To request an amendment, your request must be made in writing and
submitted to the Privacy Officer at this practice. In addition, you
must provide a reason that supports your request. We may deny your
request for an amendment if it si not in writing or does not include a
reason to support the request. In addition, we may deny your request
if the information was not created by us, is not part of teh medical
information kept at this practice, is not part of the information which
you would be permitted to inspect and copy, or which we deem to be
accurate an dcomplete. If we deny your request for amendment, you have
the right to file a statement of disagareement with us. We may prepare
a rebuttal to your statement and will provide you with a copy of any
such rebuttal. Statements of disagreement and any corresponding
rebuttals will be kept on file an dsent out with any future authorized
requests for information pertaining to the appropriate portion of your
record.
Right to an Accounting of Non-Standard Disclosures.

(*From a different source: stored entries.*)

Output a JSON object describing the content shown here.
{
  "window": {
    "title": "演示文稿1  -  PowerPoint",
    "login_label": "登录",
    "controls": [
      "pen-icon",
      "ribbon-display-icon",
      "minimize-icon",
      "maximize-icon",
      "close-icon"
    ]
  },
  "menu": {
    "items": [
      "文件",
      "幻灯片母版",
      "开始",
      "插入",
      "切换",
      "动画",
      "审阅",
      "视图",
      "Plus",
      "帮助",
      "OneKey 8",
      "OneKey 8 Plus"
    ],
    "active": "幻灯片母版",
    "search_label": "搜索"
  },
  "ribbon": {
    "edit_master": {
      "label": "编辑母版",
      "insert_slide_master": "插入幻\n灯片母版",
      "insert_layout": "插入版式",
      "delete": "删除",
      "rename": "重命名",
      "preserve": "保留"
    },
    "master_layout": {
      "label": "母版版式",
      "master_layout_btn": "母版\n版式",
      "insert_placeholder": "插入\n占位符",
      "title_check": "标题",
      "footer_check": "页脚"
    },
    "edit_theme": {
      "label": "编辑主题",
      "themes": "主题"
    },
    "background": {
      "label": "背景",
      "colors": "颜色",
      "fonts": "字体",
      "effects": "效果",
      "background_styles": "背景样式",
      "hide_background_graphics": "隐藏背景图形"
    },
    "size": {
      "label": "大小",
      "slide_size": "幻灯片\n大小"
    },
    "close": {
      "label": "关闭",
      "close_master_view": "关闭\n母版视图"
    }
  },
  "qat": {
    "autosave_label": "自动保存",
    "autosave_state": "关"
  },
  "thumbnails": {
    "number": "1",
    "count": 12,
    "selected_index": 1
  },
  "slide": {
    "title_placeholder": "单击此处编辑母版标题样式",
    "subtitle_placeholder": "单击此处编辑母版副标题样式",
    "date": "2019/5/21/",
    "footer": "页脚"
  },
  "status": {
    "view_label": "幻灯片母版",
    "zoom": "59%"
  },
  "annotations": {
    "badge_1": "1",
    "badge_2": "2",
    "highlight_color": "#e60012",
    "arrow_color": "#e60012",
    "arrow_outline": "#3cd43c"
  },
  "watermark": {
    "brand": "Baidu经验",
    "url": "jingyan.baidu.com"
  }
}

You have the right to request a list of the disclosures we made of
medical information about you. To request this list, you must submit
your request to the Privacy Officer at this practice. your request
must state the time period for which you want to receive a list of
disclosures that is no longer than six years, and may not include dates
before April 14, 2003. Your request should indicate inwhat form you
want the list (example: on paper or electronically). The first list
you request within a 12-month period will be free. For additional
lists, we reserve the right to charge you for the cost of providing the
list.
Right to a Paper Copy of This Notice.
You have the right to paper copy of this Notice at anytime. Even if
you have agreed to receive this notice electronically, you are still
entitled to a paper copy. To obtain a paper copy of the current
Notice, please request on in writing from the Privacty Officer at this
practice.
Changes To This Notice
We
reserve the right to change this Notice. We reserve the right to make
the revised or changed Notice effective for medical information we
alreay have about you as well as any information we receive in the
future. We will post a copy of the current Notice, with the effective
date in the upper right corner of the first page.